I woke up early this morning had my cup of coffee and turned on the TV. I got excited because on my TiVo I recorded “The Divorcee” (1930) with Norma Shearer. I’ve seen the movie before, but it
The movie starts off in a party with the socially elite crowd having a gay old time. Jerry Bernard played by Norma Shearer is the informal leader of the pack. She announces she is going to marry Ted Martin (Chester Morris) but another man, Paul (Conrad Nagel) in the pack isn’t too happy about it. You see, Paul has always been in love with Jerry. He begins to drink his woes away, and is the designated driver…huh? On the way back to the city he gets into a bad accident severely disfiguring Dorothy (Helen Johnson) a passenger in the car. Paul later marries Dorothy out of guilt and not love.
Jerry marries Ted and 3 blissful years later they celebrate their anniversary. It is at this gathering Jerry meets “the other woman,” Janice Meredith (Mary Doran). Jerry confronts Ted and like most men in those days, and perhaps even today, Ted down plays the affair. “It didn’t mean a thing to me,” or “you’ll the one I love.” What a loser! Jerry feels if it’s good enough for him, it’s good enough for her. She sleeps with his friend, Don (Robert Montgomery) while Ted is away. When Ted returns, he wants her forgiveness, and Jerry is willing to forgive him because while he was away she “had balanced their accounts.” Ted has a change of heart. Now it all changes, the forgiveness he wanted, he wasn’t able to give! In this scene Jerry is ahead of her time, she lets him have it, and lets him leave. She tells him that she’ll get on, and the only man her door is closed to is him. She embarks on series of affairs including one with Paul who is married to a disfigured Dorothy.

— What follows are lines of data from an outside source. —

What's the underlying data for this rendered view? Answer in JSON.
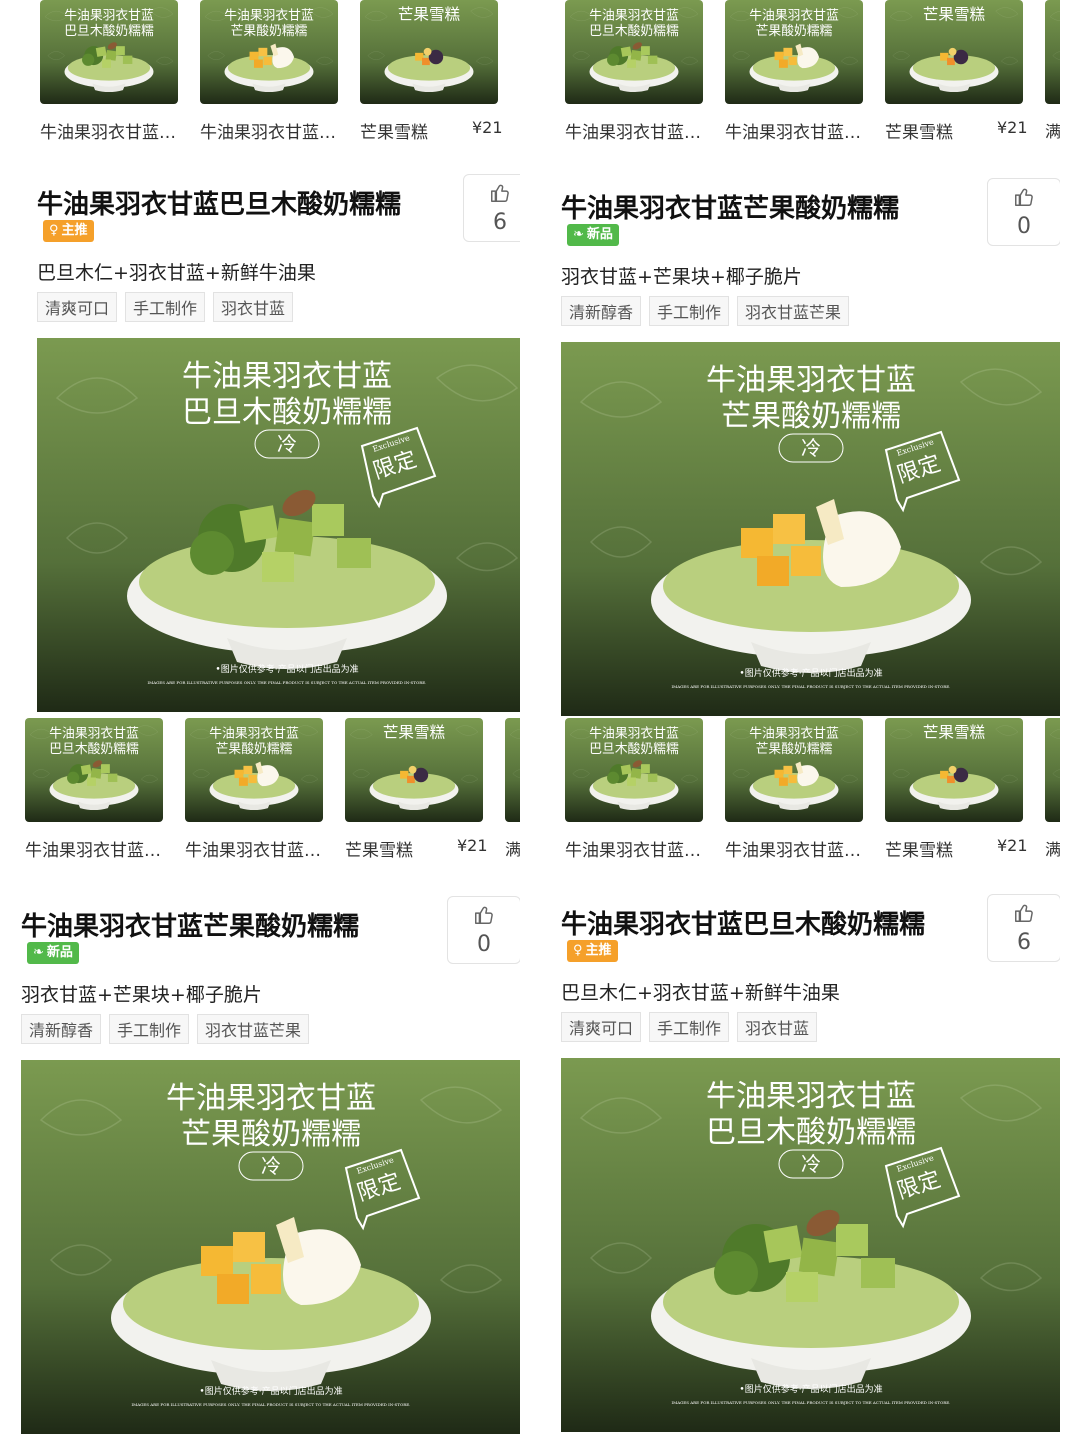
{
  "colors": {
    "brand_green": "#52b94a",
    "badge_orange": "#f5a02a",
    "hero_green": "#6d8a45"
  },
  "thumb_labels": [
    "牛油果羽衣甘蓝…",
    "牛油果羽衣甘蓝…",
    "芒果雪糕"
  ],
  "thumb_price": "¥21",
  "thumb_deal_cut": "满分",
  "thumb_deal_cut_tl": "满",
  "products": {
    "almond": {
      "title": "牛油果羽衣甘蓝巴旦木酸奶糯糯",
      "badge": "主推",
      "badge_icon": "medal-icon",
      "likes": "6",
      "desc": "巴旦木仁+羽衣甘蓝+新鲜牛油果",
      "tags": [
        "清爽可口",
        "手工制作",
        "羽衣甘蓝"
      ],
      "hero_line1": "牛油果羽衣甘蓝",
      "hero_line2": "巴旦木酸奶糯糯"
    },
    "mango": {
      "title": "牛油果羽衣甘蓝芒果酸奶糯糯",
      "badge": "新品",
      "badge_icon": "leaf-icon",
      "likes": "0",
      "desc": "羽衣甘蓝+芒果块+椰子脆片",
      "tags": [
        "清新醇香",
        "手工制作",
        "羽衣甘蓝芒果"
      ],
      "hero_line1": "牛油果羽衣甘蓝",
      "hero_line2": "芒果酸奶糯糯"
    }
  },
  "hero_cold": "冷",
  "hero_limited": "限定",
  "hero_exclusive": "Exclusive",
  "hero_disclaimer": "•图片仅供参考·产品以门店出品为准",
  "hero_disclaimer_en": "IMAGES ARE FOR ILLUSTRATIVE PURPOSES ONLY. THE FINAL PRODUCT IS SUBJECT TO THE ACTUAL ITEM PROVIDED IN-STORE.",
  "thumb_titles": {
    "almond": [
      "牛油果羽衣甘蓝",
      "巴旦木酸奶糯糯"
    ],
    "mango": [
      "牛油果羽衣甘蓝",
      "芒果酸奶糯糯"
    ],
    "sorbet": [
      "芒果雪糕"
    ]
  }
}
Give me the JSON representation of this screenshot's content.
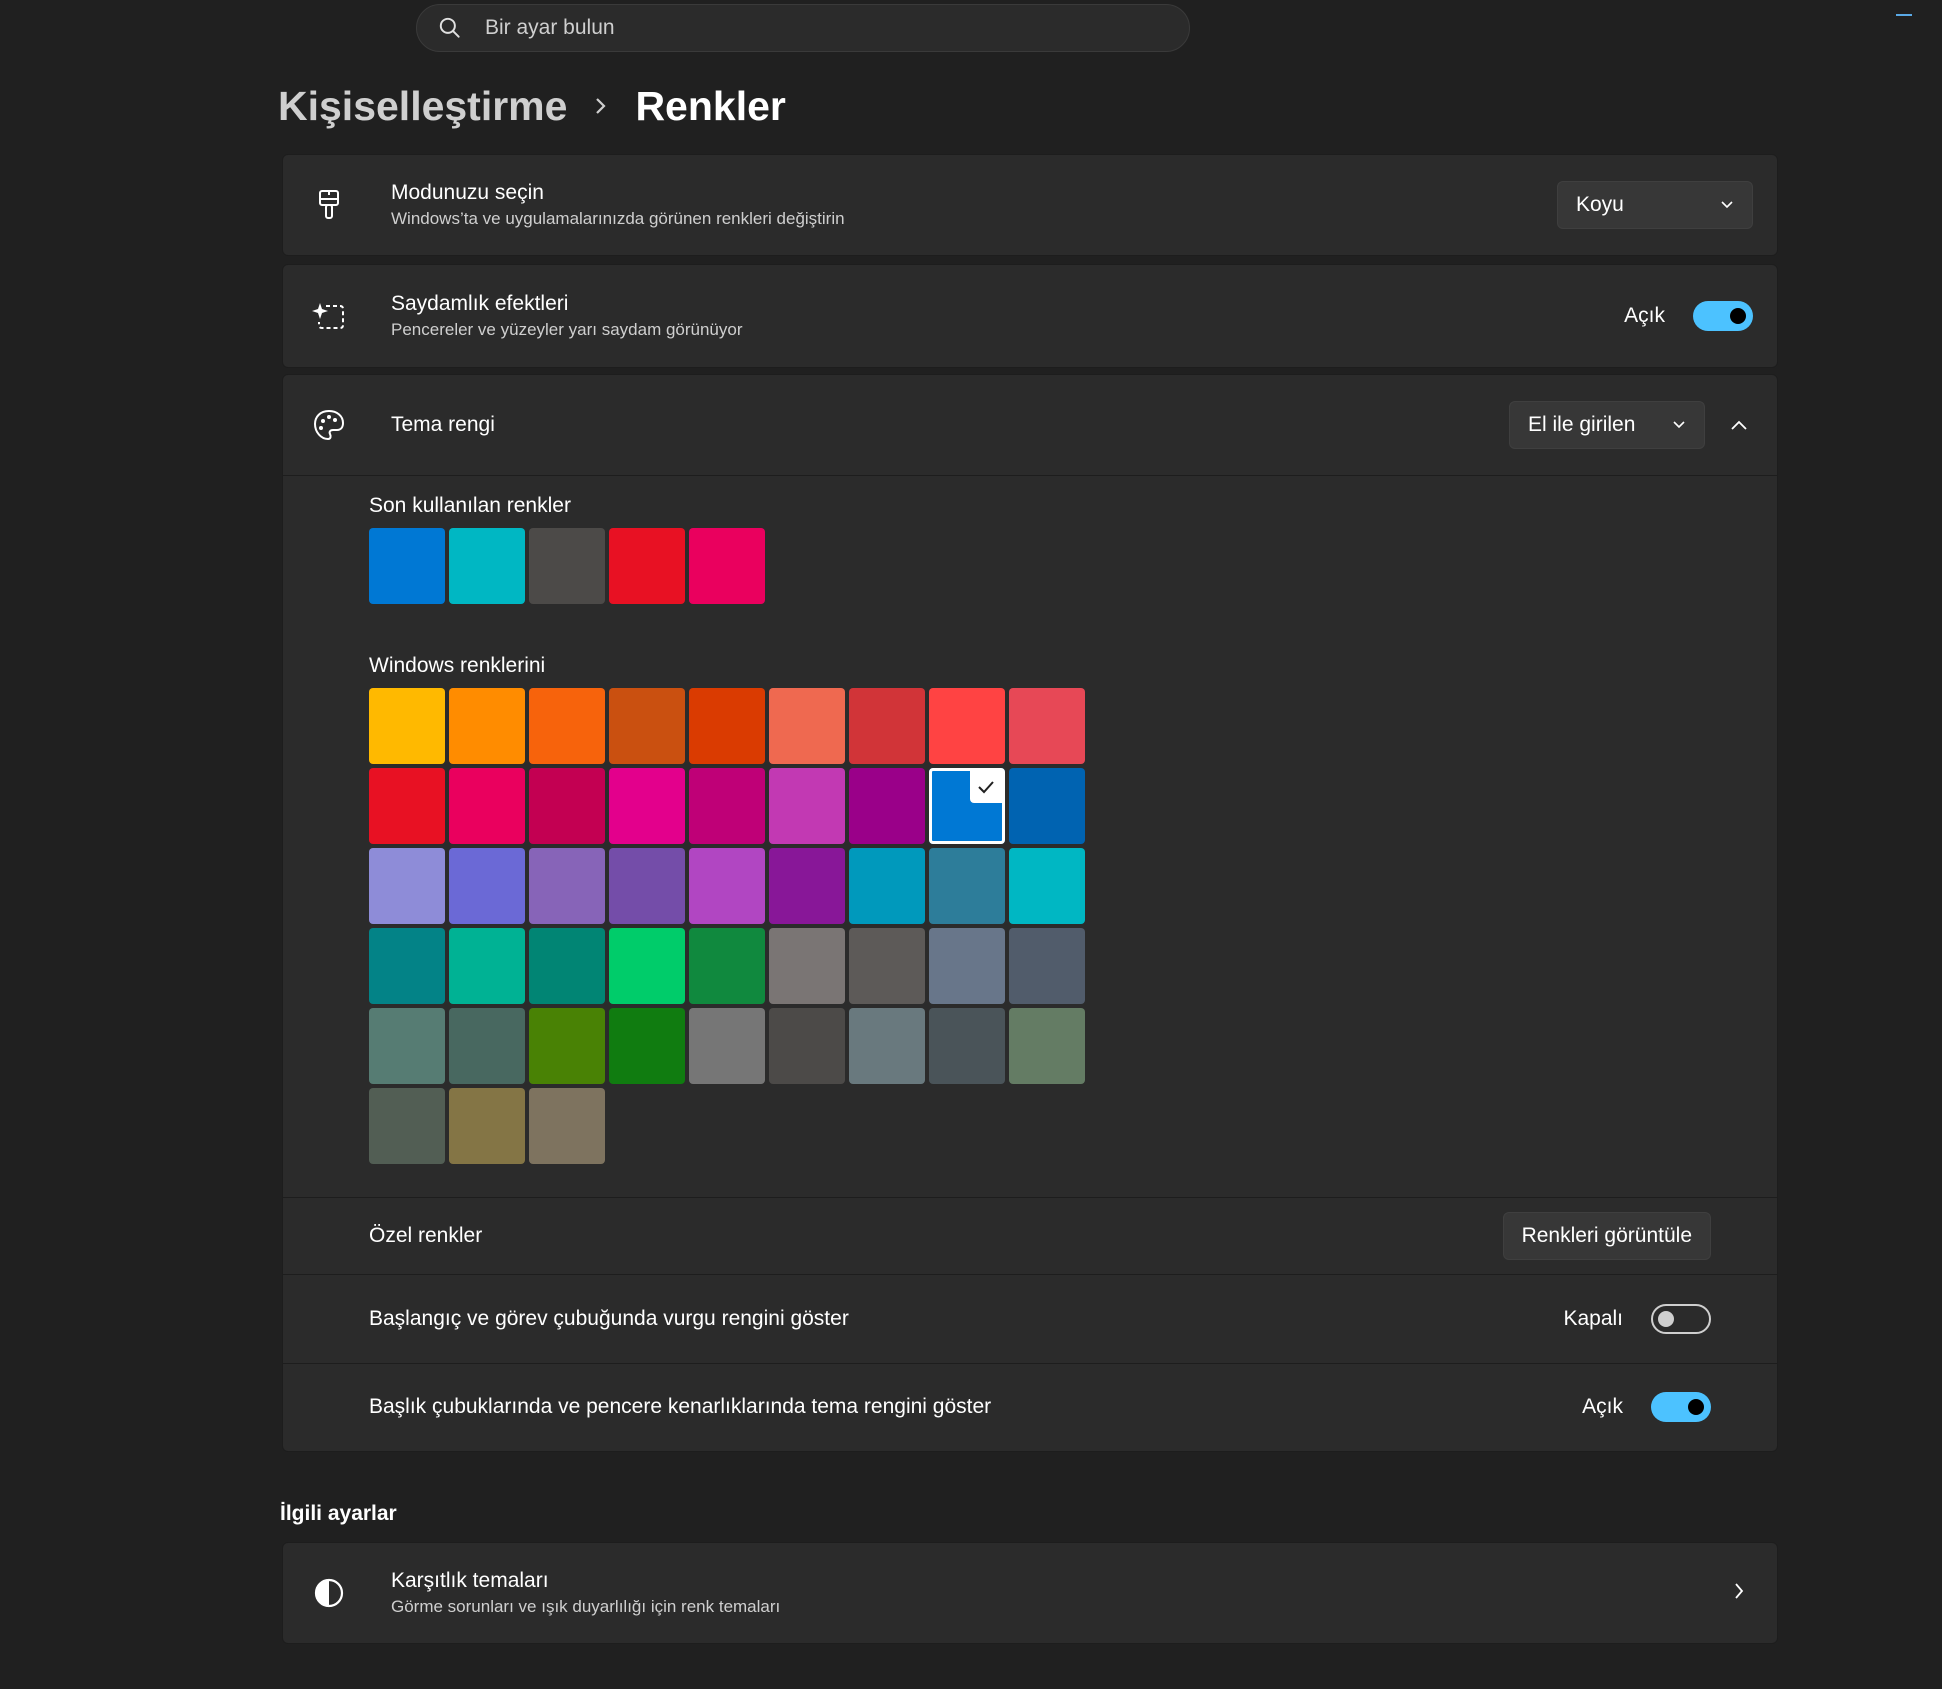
{
  "search": {
    "placeholder": "Bir ayar bulun"
  },
  "breadcrumb": {
    "parent": "Kişiselleştirme",
    "current": "Renkler"
  },
  "mode": {
    "title": "Modunuzu seçin",
    "subtitle": "Windows’ta ve uygulamalarınızda görünen renkleri değiştirin",
    "value": "Koyu",
    "icon": "paintbrush-icon"
  },
  "transparency": {
    "title": "Saydamlık efektleri",
    "subtitle": "Pencereler ve yüzeyler yarı saydam görünüyor",
    "state": "Açık",
    "on": true,
    "icon": "sparkle-selection-icon"
  },
  "accent": {
    "title": "Tema rengi",
    "value": "El ile girilen",
    "icon": "palette-icon",
    "recent_label": "Son kullanılan renkler",
    "recent_colors": [
      "#0078d4",
      "#00b7c3",
      "#4c4a48",
      "#e81123",
      "#ea005e"
    ],
    "windows_label": "Windows renklerini",
    "selected_index": 16,
    "windows_colors": [
      "#ffb900",
      "#ff8c00",
      "#f7630c",
      "#ca5010",
      "#da3b01",
      "#ef6950",
      "#d13438",
      "#ff4343",
      "#e74856",
      "#e81123",
      "#ea005e",
      "#c30052",
      "#e3008c",
      "#bf0077",
      "#c239b3",
      "#9a0089",
      "#0078d4",
      "#0063b1",
      "#8e8cd8",
      "#6b69d6",
      "#8764b8",
      "#744da9",
      "#b146c2",
      "#881798",
      "#0099bc",
      "#2d7d9a",
      "#00b7c3",
      "#038387",
      "#00b294",
      "#018574",
      "#00cc6a",
      "#10893e",
      "#7a7574",
      "#5d5a58",
      "#68768a",
      "#515c6b",
      "#567c73",
      "#486860",
      "#498205",
      "#107c10",
      "#767676",
      "#4c4a48",
      "#69797e",
      "#4a5459",
      "#647c64",
      "#525e54",
      "#847545",
      "#7e735f"
    ],
    "custom_label": "Özel renkler",
    "custom_button": "Renkleri görüntüle",
    "start_taskbar_label": "Başlangıç ve görev çubuğunda vurgu rengini göster",
    "start_taskbar_state": "Kapalı",
    "start_taskbar_on": false,
    "titlebar_label": "Başlık çubuklarında ve pencere kenarlıklarında tema rengini göster",
    "titlebar_state": "Açık",
    "titlebar_on": true
  },
  "related": {
    "heading": "İlgili ayarlar",
    "contrast_title": "Karşıtlık temaları",
    "contrast_subtitle": "Görme sorunları ve ışık duyarlılığı için renk temaları",
    "icon": "contrast-icon"
  }
}
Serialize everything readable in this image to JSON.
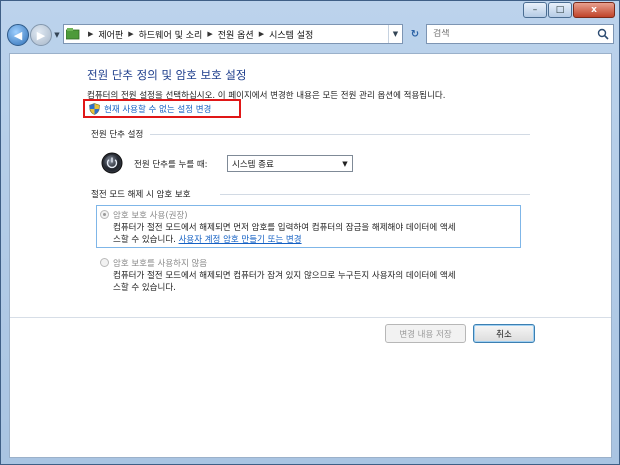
{
  "window": {
    "controls": {
      "minimize": "–",
      "maximize": "□",
      "close": "x"
    }
  },
  "nav": {
    "back": "◀",
    "forward": "▶",
    "breadcrumbs": [
      "제어판",
      "하드웨어 및 소리",
      "전원 옵션",
      "시스템 설정"
    ],
    "search_placeholder": "검색",
    "refresh": "↻"
  },
  "page": {
    "title": "전원 단추 정의 및 암호 보호 설정",
    "description": "컴퓨터의 전원 설정을 선택하십시오. 이 페이지에서 변경한 내용은 모든 전원 관리 옵션에 적용됩니다.",
    "change_link": "현재 사용할 수 없는 설정 변경"
  },
  "power": {
    "section_title": "전원 단추 설정",
    "label": "전원 단추를 누를 때:",
    "selected": "시스템 종료"
  },
  "wake": {
    "section_title": "절전 모드 해제 시 암호 보호",
    "options": [
      {
        "label": "암호 보호 사용(권장)",
        "desc_line1": "컴퓨터가 절전 모드에서 해제되면 먼저 암호를 입력하여 컴퓨터의 잠금을 해제해야 데이터에 액세",
        "desc_line2": "스할 수 있습니다.",
        "link": "사용자 계정 암호 만들기 또는 변경",
        "checked": true
      },
      {
        "label": "암호 보호를 사용하지 않음",
        "desc_line1": "컴퓨터가 절전 모드에서 해제되면 컴퓨터가 잠겨 있지 않으므로 누구든지 사용자의 데이터에 액세",
        "desc_line2": "스할 수 있습니다.",
        "checked": false
      }
    ]
  },
  "buttons": {
    "save": "변경 내용 저장",
    "cancel": "취소"
  },
  "colors": {
    "title_blue": "#1e3e8c",
    "link_blue": "#1461c4",
    "highlight_red": "#e01717"
  }
}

My, my how attitudes have changed since this movie was released. The film may be dated, but still resonates today. Jerry is a strong woman in this film and like Ted said later Jerry “reasoned like a man.” When Ted went to his wife to plead for forgiveness he didn’t expect her to tell him that she herself had taken the same road. He expected her to forgive him, forget it, and move on. Society at this time didn’t see a philandering husband as something bad, but if a woman did it, she lost her honor. A man would tell his wife how his sleeping with another woman had no bearing on the love he had for his wife. However, his male ego is unable to deal with the situation in the reverse. When we see this movie today we see Tom in the wrong, but it was Jerry who was in the wrong back in the 30′s. At the very end of the movie Jerry even blames herself and goes back to Ted to “fight” for her marriage. Jerry’s tactical retreat leads to the film’s traditional, and unrealistic happy ending.